A consequência positiva do fiasco no Qatar é que força mudanças do lado de cá. Nada será como antes na Seleção, pelo menos nos próximos quatro anos. Nada de Daniel Alves, Tite e seus auxiliares meia-boca. Sob pressão, a milionária CBF pretende fazer uma imersão na ousadia, contratando um técnico estrangeiro, única saída possível a essa altura.

Lembrar que vexames semelhantes levaram a conquistas logo na Copa subsequente. Foi assim em 1966, que gestou o tri de 1970. Aconteceu o mesmo em 1990, quando o Brasil foi eliminado pela Argentina e partiu para o título de 1994, nos EUA. Em 1998, a “cara-branca” de Ronaldo e a derrota na França levou à vitoriosa campanha em 2002. Por tudo isso, 2026 promete boas notícias.

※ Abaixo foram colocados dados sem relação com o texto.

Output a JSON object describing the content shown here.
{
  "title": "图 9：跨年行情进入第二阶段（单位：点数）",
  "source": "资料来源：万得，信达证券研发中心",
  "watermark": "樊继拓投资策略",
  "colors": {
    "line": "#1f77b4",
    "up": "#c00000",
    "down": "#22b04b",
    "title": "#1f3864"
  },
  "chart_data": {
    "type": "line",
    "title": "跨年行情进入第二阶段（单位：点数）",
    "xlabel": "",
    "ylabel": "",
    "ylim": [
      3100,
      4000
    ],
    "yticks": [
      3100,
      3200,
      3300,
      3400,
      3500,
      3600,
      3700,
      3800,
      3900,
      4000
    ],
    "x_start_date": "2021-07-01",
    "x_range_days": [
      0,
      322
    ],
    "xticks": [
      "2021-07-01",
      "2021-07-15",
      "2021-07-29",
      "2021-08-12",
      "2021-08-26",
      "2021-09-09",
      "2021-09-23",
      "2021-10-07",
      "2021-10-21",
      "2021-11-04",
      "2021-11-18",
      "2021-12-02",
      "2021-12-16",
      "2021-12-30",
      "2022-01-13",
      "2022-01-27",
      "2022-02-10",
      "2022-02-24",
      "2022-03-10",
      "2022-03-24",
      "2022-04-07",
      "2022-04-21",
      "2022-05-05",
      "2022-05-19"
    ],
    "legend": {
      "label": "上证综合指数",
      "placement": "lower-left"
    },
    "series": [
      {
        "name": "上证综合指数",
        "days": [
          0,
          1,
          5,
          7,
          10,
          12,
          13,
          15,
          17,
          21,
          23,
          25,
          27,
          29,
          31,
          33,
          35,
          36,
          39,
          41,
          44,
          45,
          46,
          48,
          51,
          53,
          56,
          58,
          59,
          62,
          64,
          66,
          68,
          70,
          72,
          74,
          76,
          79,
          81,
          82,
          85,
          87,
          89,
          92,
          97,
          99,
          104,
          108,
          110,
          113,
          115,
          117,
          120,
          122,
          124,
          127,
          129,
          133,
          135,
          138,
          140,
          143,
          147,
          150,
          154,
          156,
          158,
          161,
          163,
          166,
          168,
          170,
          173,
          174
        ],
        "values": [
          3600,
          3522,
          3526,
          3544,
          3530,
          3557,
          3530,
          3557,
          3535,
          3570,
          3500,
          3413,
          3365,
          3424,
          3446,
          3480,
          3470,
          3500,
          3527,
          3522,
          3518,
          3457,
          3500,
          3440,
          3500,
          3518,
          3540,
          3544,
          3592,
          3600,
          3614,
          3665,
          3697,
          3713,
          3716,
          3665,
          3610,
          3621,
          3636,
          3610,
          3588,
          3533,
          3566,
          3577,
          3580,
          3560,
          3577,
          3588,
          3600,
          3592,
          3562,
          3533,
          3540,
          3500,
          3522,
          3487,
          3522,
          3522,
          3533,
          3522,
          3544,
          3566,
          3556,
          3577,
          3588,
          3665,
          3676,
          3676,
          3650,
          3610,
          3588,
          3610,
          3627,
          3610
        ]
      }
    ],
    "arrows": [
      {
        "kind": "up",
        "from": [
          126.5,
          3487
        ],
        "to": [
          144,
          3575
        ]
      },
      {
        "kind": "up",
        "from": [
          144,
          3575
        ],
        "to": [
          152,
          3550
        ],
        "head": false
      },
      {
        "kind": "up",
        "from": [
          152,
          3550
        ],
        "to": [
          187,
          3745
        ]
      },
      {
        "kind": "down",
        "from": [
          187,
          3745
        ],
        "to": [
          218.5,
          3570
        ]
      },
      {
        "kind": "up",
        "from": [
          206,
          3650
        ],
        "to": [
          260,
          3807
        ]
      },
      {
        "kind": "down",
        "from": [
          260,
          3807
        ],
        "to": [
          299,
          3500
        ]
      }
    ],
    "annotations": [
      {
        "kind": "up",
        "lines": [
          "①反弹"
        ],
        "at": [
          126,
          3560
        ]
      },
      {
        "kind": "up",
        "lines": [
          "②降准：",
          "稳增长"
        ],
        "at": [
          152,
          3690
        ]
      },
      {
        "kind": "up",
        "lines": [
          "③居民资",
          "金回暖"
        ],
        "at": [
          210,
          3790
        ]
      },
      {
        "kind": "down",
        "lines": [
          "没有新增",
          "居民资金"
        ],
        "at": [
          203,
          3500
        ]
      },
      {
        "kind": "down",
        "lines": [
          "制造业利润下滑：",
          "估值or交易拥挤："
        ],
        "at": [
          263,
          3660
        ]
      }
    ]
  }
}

A vergonhosa (e parcial) arbitragem da grande final

O brasileiro Wilton Pereira Sampaio teve desastrosa atuação no jogo França x Inglaterra. Foi um vexame, de fato. Só que Wilton foi superado pelo polonês Szymon Marciniak, árbitro atrapalhado e medroso, que destoou do sensacional espetáculo que foi a decisão entre Argentina x França. Ficou muito abaixo do nível da partida e cometeu erros graves, que podem ter comprometido o resultado final.

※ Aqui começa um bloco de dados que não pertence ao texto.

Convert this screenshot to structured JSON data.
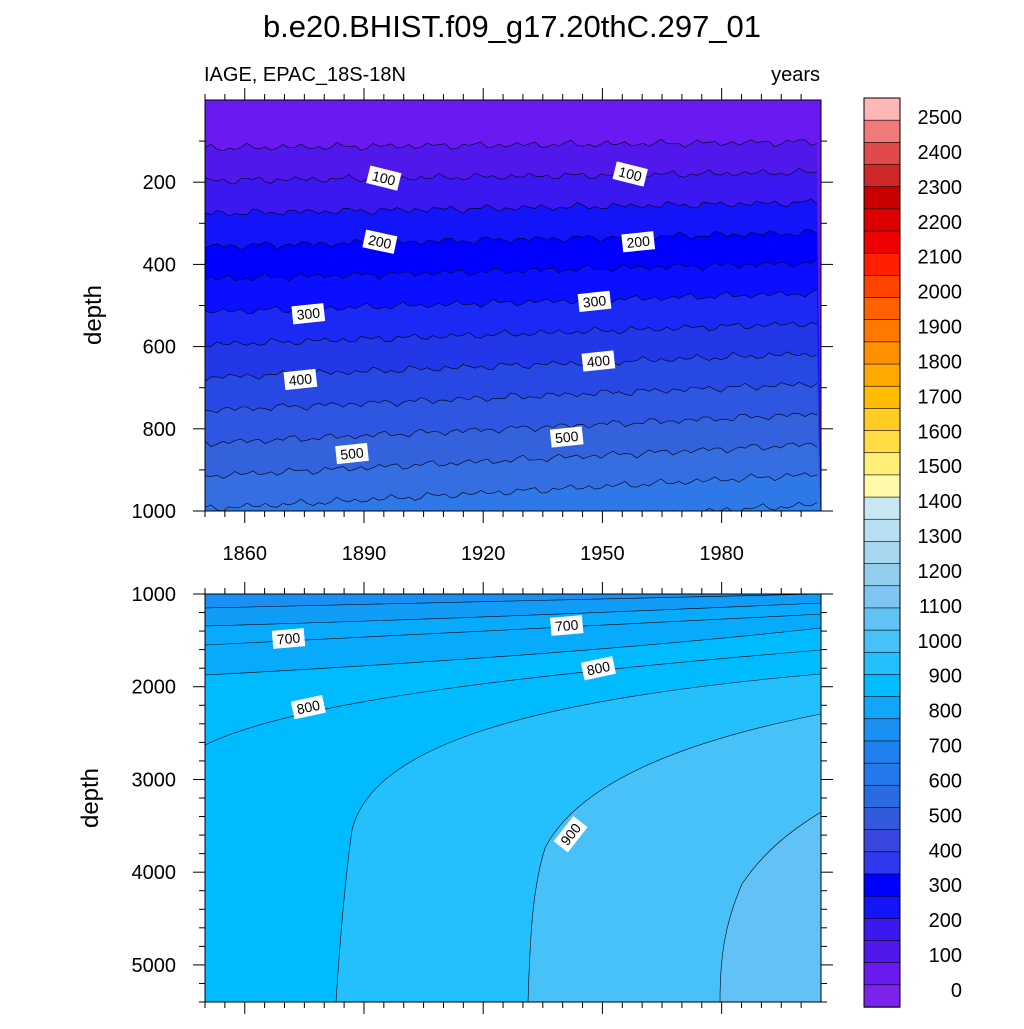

Um dos mais sérios vacilos foi ter confirmado o terceiro gol dos argentinos. Segundo regra da Fifa, jogadores ou pessoas estranhas ao jogo não podem entrar em campo com a bola rolando. Os reservas entraram em campo para festejar o gol quando a bola foi rebatida pela defesa de dentro da trave.

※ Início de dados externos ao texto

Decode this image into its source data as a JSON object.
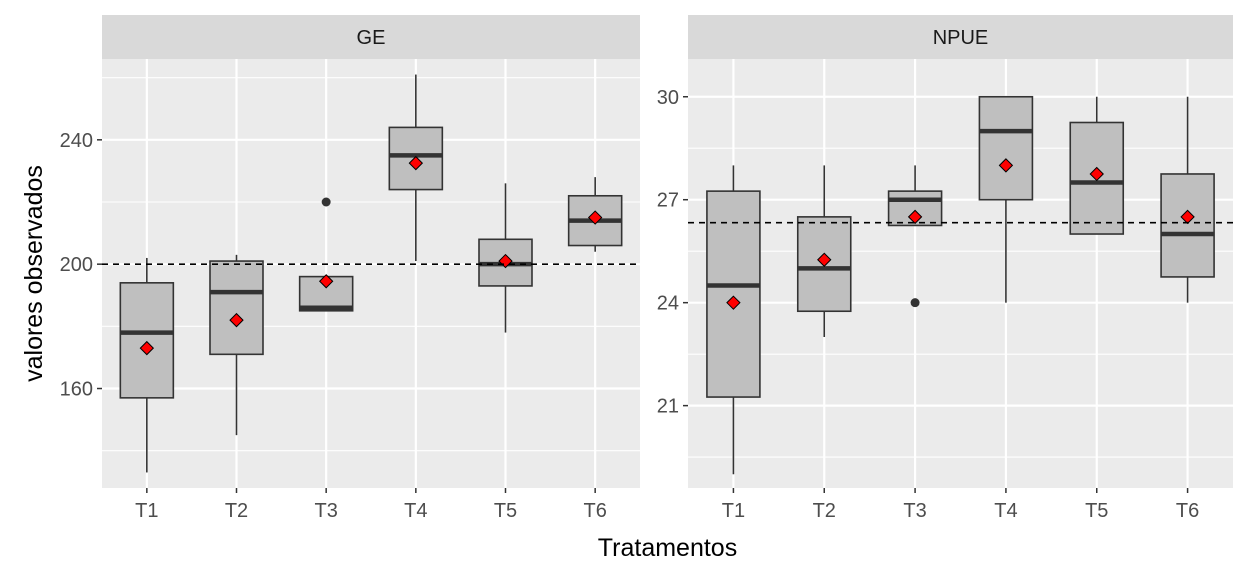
{
  "chart_data": {
    "type": "boxplot",
    "layout": "facets side by side, shared x axis categories, independent y axes",
    "xlabel": "Tratamentos",
    "ylabel": "valores observados",
    "categories": [
      "T1",
      "T2",
      "T3",
      "T4",
      "T5",
      "T6"
    ],
    "colors": {
      "panel_bg": "#ebebeb",
      "strip_bg": "#d9d9d9",
      "grid": "#ffffff",
      "box_fill": "#bfbfbf",
      "box_line": "#333333",
      "mean_marker": "#ff0000",
      "reference_line": "#000000"
    },
    "facets": [
      {
        "name": "GE",
        "ylim": [
          128,
          266
        ],
        "yticks": [
          160,
          200,
          240
        ],
        "reference_line": 200,
        "boxes": [
          {
            "category": "T1",
            "lower_whisker": 133,
            "q1": 157,
            "median": 178,
            "q3": 194,
            "upper_whisker": 202,
            "mean": 173,
            "outliers": []
          },
          {
            "category": "T2",
            "lower_whisker": 145,
            "q1": 171,
            "median": 191,
            "q3": 201,
            "upper_whisker": 203,
            "mean": 182,
            "outliers": []
          },
          {
            "category": "T3",
            "lower_whisker": 185,
            "q1": 185,
            "median": 186,
            "q3": 196,
            "upper_whisker": 196,
            "mean": 194.5,
            "outliers": [
              220
            ]
          },
          {
            "category": "T4",
            "lower_whisker": 201,
            "q1": 224,
            "median": 235,
            "q3": 244,
            "upper_whisker": 261,
            "mean": 232.5,
            "outliers": []
          },
          {
            "category": "T5",
            "lower_whisker": 178,
            "q1": 193,
            "median": 200,
            "q3": 208,
            "upper_whisker": 226,
            "mean": 201,
            "outliers": []
          },
          {
            "category": "T6",
            "lower_whisker": 204,
            "q1": 206,
            "median": 214,
            "q3": 222,
            "upper_whisker": 228,
            "mean": 215,
            "outliers": []
          }
        ]
      },
      {
        "name": "NPUE",
        "ylim": [
          18.6,
          31.1
        ],
        "yticks": [
          21,
          24,
          27,
          30
        ],
        "reference_line": 26.33,
        "boxes": [
          {
            "category": "T1",
            "lower_whisker": 19,
            "q1": 21.25,
            "median": 24.5,
            "q3": 27.25,
            "upper_whisker": 28,
            "mean": 24,
            "outliers": []
          },
          {
            "category": "T2",
            "lower_whisker": 23,
            "q1": 23.75,
            "median": 25,
            "q3": 26.5,
            "upper_whisker": 28,
            "mean": 25.25,
            "outliers": []
          },
          {
            "category": "T3",
            "lower_whisker": 26.25,
            "q1": 26.25,
            "median": 27,
            "q3": 27.25,
            "upper_whisker": 28,
            "mean": 26.5,
            "outliers": [
              24
            ]
          },
          {
            "category": "T4",
            "lower_whisker": 24,
            "q1": 27,
            "median": 29,
            "q3": 30,
            "upper_whisker": 30,
            "mean": 28,
            "outliers": []
          },
          {
            "category": "T5",
            "lower_whisker": 26,
            "q1": 26,
            "median": 27.5,
            "q3": 29.25,
            "upper_whisker": 30,
            "mean": 27.75,
            "outliers": []
          },
          {
            "category": "T6",
            "lower_whisker": 24,
            "q1": 24.75,
            "median": 26,
            "q3": 27.75,
            "upper_whisker": 30,
            "mean": 26.5,
            "outliers": []
          }
        ]
      }
    ]
  }
}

Messi chegou fuzilando para o barbante e seus companheiros já estavam vários metros dentro do gramado comemorando. Uma irregularidade inaceitável numa final de Copa. Marciniak, porém, ignorou a invasão e deu o gol. Pode não ter visto, mas os auxiliares certamente perceberam.

Outra falha grave foi no lance final da prorrogação quando a França partia para um contra-ataque mortal, com dois atacantes contra um zagueiro (Otamendi), com o infernal Mbappé livre na esquerda. Um provável quarto gol francês liquidaria a decisão. Marniciak preferiu interromper a jogada, marcando falta sobre Kamavinga, sem aplicar a lei da vantagem.

Nem comentarei a malandragem de Di María cavando o pênalti do primeiro gol argentino porque Marciniak nunca apitou uma partida de Libertadores, não tem como entender as manhas de um jogador sul-americano.

Outro problema foi a complacência com a violência, principalmente dos argentinos. No primeiro tempo, Di María deu uma rasteira em Rabiot, mas não levou nem advertência verbal. Até Messi andou agarrando jogador pela camisa e ele deixou passar. Só deu amarelo para o carniceiro Paredes depois de muita reclamação dos franceses.

E foi fraco com o goleiro Martinez, que catimbou e retardou acintosamente as cobranças de penalidades. Pegava a bola, fingindo verificar se estava em condições e, em seguida, chutava para longe. Um truque para irritar os adversários, coisa de várzea. Marciniak só foi enérgico quando Dibu já havia feito isso três vezes. Uma vergonha.